WINTER PRODUCE AT FLYING PLOW FARM Anne Vial
On a crisp October day, what could be better than a trip to the farm? Really nothing, especially when that farm is Flying Plow Farm in Rising Sun, Maryland, source of the fine produce in the beautiful Co-op Boxes we’ve been enjoying all summer. (And note the wonderful news above that this bounty will continue through the winter!)

We were curious to find out how the growing season is stretched into the coldest months. Tom Paduano, co-owner with his wife, Sarah Rider, gave us the grand tour. Many of the vegetables associated with colder months, such as carrots, turnips, parsnips, can stay in the ground into December. Tom notes that they actually sweeten as the weather cools and the starch turns to sugar. Storage facilities are used for vegetables once harvested. Sweet potatoes, for example, are kept in “warm storage” (about 50℉). Carrots, onions and eggs go into cold storage, and the freezer holds summer’s tomatoes and peppers, frozen whole for cooking throughout the winter.
 Warm storage
Cold storage
 Field-to-Co-op-box packing area
But storage is only part of the story—growing continues through the winter in “high tunnels,” hoop and plastic structures that protect plants from the weather. Some of the tunnels are permanent. Here are two, the first with the last of summer’s cherry tomatoes and the second recently seeded with turnips:

Planting in tunnels is done in succession to keep the produce coming. Soil in the tunnels is not tilled; weeds are kept down with plastic and the heat generated from compost. When the roof plastic in the permanent tunnels needs to be replaced every 6 years or so, the soil is left open for a season to let rainwater wash away the buildup of salts from both well water irrigation and fertilizer. Not all growing tunnels on the farm are permanent. We watched Flying Plow’s longtime hands constructing 300-foot “caterpillar tunnels” in the fields where salad greens, spinach, radishes, etc. are grown in the colder months.

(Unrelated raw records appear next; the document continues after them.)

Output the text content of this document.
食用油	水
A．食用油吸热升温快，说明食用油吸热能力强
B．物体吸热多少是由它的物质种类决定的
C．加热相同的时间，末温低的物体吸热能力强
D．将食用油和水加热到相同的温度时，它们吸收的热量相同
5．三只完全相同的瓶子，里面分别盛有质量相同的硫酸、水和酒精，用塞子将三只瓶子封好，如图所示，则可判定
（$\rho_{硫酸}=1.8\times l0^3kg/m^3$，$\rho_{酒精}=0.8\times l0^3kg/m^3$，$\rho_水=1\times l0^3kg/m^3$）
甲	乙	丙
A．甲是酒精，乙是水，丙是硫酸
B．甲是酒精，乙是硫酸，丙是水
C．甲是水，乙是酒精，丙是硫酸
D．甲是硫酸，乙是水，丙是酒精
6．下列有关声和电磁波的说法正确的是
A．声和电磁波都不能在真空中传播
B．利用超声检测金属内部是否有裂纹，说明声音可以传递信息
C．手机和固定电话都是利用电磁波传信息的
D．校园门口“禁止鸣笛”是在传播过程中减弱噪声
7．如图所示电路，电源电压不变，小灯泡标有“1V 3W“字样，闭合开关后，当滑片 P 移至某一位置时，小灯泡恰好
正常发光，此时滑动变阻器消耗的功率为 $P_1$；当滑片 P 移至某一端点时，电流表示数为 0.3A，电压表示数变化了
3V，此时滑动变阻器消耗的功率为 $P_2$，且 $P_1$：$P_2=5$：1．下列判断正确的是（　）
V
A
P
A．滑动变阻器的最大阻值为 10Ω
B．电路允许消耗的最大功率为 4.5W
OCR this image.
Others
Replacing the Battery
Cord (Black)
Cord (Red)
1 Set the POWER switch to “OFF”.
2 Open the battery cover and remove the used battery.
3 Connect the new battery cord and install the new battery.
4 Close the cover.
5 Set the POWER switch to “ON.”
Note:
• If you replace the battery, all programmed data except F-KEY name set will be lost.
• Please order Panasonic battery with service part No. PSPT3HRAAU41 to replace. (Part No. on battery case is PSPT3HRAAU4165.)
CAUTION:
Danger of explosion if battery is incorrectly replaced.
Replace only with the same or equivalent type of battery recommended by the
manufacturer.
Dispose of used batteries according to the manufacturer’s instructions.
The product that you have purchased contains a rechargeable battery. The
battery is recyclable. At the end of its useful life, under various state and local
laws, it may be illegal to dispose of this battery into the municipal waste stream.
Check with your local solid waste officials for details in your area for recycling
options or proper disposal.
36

The tunnels are effective using only the sun as a heat source unless there is a prolonged freeze or too many days in succession without sun. Sometimes row covers are needed to protect the plants, and certain varieties do better than others. Head lettuce is much more vulnerable to freezing than leaf lettuce, for example. It became clear that a certain amount of babysitting is required to keep the produce viable! Walking through some of the 14 acres of growing fields (40+ more acres are used as pasture), the dedication and determination of those who choose to farm comes through. Tom is both passionate about what he grows—pulling samples for us of broccoli, broccolini, escarole, and an intriguing and tasty bok choy relative called yukina savoy—and matter of fact about the ups and downs. It isn’t an easy life, and the vagaries of markets and weather are only part of it. How fortunate we are to have found Coop partner farmers who think it’s all worth it!